Isso é tipificado na lamentável história do cara que ajudou a inventar o botão “Curtir” para o Facebook. Ele pensou que sua criação inundaria o mundo com o brilho caloroso da irmandade, espalhando amor como um anúncio da Coca Cola. Na verdade, acabou por inflamar as nossas inseguranças e a necessidade de aprovação social, e aumentou dramaticamente as taxas de suicídio entre as adolescentes.
Se o número de visualizações do documentário servir de medida, a desilusão com as redes sociais está a espalhar-se muito além dos seus inventores.
Crianças como cobaias
Embora não seja sinalizado como tal, “O Dilema Social” divide-se em três capítulos.
A primeira, que trata do argumento com o qual já estamos mais familiarizados, é que as redes sociais são uma experiência global que altera a nossa psicologia e as nossas interações sociais, e os nossos filhos são as principais cobaias. A geração do milênio (aqueles que atingiram a maioridade na década de 2000) é a primeira geração que passou seus anos de formação tendo o Facebook e o MySpace como melhores amigos. Seus sucessores, a Geração Z, mal conhecem um mundo sem as mídias sociais na vanguarda.
O filme apresenta um argumento relativamente fácil: que os nossos filhos não são apenas viciados nos seus telemóveis brilhantes e no que está dentro da embalagem, mas que as suas mentes estão a ser agressivamente reconectadas para prender a sua atenção e depois torná-los flexíveis para que as empresas vendam coisas.

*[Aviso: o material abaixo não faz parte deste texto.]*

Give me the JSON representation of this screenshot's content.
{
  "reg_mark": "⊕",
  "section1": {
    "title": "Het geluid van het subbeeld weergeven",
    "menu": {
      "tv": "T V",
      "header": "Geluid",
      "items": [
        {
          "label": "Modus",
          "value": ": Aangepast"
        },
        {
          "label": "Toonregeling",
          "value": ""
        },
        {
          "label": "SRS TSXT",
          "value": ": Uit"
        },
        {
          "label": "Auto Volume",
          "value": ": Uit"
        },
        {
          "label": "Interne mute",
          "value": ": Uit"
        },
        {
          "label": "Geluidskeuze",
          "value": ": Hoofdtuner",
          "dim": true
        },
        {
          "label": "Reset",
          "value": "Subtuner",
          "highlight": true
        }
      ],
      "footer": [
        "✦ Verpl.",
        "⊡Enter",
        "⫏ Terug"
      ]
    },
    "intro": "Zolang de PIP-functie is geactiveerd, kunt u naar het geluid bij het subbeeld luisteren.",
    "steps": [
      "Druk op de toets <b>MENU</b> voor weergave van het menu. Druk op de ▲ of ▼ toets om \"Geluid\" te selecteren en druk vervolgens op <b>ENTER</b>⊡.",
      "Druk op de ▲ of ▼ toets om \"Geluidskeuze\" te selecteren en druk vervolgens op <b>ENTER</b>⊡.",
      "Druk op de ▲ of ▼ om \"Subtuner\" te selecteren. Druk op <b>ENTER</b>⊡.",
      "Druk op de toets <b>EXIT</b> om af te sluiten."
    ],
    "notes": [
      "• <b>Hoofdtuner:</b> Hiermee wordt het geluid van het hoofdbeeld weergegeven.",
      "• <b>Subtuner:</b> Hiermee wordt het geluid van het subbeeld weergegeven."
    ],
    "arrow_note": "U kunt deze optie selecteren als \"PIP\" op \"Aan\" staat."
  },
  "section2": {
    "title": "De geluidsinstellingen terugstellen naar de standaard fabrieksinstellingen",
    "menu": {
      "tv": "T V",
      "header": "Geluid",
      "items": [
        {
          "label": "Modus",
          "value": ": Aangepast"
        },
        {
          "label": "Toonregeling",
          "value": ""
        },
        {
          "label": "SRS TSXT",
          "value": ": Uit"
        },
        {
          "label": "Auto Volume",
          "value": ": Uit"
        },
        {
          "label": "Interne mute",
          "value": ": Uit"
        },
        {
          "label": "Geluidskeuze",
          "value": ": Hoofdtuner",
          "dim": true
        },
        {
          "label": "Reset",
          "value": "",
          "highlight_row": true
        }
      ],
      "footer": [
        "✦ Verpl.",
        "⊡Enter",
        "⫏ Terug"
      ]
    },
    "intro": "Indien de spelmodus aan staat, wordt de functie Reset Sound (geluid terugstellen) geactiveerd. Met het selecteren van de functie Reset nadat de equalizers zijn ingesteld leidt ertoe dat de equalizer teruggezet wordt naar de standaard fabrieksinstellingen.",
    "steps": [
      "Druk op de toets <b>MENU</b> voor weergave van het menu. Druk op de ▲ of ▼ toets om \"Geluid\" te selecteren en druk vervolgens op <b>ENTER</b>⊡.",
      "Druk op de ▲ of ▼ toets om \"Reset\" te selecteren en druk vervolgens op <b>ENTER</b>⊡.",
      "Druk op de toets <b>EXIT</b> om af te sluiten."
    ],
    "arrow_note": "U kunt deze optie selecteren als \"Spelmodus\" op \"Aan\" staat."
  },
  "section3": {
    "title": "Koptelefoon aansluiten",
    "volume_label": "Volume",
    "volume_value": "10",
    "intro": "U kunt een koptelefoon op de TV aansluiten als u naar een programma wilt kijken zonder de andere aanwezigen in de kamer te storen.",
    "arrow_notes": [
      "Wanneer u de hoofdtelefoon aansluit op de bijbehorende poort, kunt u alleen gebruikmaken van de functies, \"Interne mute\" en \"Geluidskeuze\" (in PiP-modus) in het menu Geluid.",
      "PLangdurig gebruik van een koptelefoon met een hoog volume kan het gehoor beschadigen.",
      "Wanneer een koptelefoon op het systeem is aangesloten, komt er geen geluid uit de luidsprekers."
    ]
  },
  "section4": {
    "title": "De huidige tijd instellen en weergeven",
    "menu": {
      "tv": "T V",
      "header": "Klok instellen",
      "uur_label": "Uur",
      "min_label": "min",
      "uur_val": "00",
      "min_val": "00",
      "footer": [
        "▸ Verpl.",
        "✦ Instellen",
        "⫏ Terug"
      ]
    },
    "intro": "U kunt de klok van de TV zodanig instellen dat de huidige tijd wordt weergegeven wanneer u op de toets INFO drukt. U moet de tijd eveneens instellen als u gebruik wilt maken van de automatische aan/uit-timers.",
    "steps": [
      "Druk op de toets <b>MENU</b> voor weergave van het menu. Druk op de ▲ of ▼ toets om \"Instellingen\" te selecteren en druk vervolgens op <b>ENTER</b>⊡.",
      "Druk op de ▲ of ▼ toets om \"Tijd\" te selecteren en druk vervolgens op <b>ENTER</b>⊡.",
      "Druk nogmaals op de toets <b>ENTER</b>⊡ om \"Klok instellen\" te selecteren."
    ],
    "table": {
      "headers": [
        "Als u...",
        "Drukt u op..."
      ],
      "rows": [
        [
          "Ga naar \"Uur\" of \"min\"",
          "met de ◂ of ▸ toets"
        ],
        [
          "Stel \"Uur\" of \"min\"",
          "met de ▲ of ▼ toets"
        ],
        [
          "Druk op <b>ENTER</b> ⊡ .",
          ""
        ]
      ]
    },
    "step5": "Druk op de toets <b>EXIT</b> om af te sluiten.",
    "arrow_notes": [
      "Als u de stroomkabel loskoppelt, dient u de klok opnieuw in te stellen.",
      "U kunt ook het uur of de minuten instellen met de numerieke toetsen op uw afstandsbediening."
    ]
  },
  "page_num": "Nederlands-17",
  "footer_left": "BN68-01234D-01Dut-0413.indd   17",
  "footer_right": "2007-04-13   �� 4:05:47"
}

Cada criança não está apenas travada em uma batalha solitária para manter o controle de sua mente contra as habilidades de centenas dos maiores engenheiros de software do mundo. A luta para mudar a perspectiva deles e a nossa – o sentido de quem somos – está agora nas mãos de algoritmos que são refinados a cada segundo de cada dia pela IA, a inteligência artificial. Como observou um entrevistado, as redes sociais não vão se tornar menos especialista em manipular nossos pensamentos e emoções, ele continuará ficando muito, muito melhor nisso.
Jaron Lanier, um dos pioneiros da realidade virtual, explica o que o Google e o resto dessas corporações digitais estão realmente vendendo: “É a mudança gradual, leve e imperceptível em seu próprio comportamento e percepção – que é o produto.” É também assim que estas empresas ganham dinheiro, “mudando o que fazem, o que pensam, quem são”.
Eles obtêm lucros, grandes lucros, com o negócio das previsões – prevendo o que você pensará e como se comportará, para que seja mais facilmente persuadido a comprar o que os anunciantes querem lhe vender. Para terem boas previsões, estas empresas tiveram de acumular grandes quantidades de dados sobre cada um de nós – o que por vezes é chamado de “capitalismo de vigilância”.
“Nossos medos, inseguranças, desejos e anseios podem ser saqueados pelos anunciantes.”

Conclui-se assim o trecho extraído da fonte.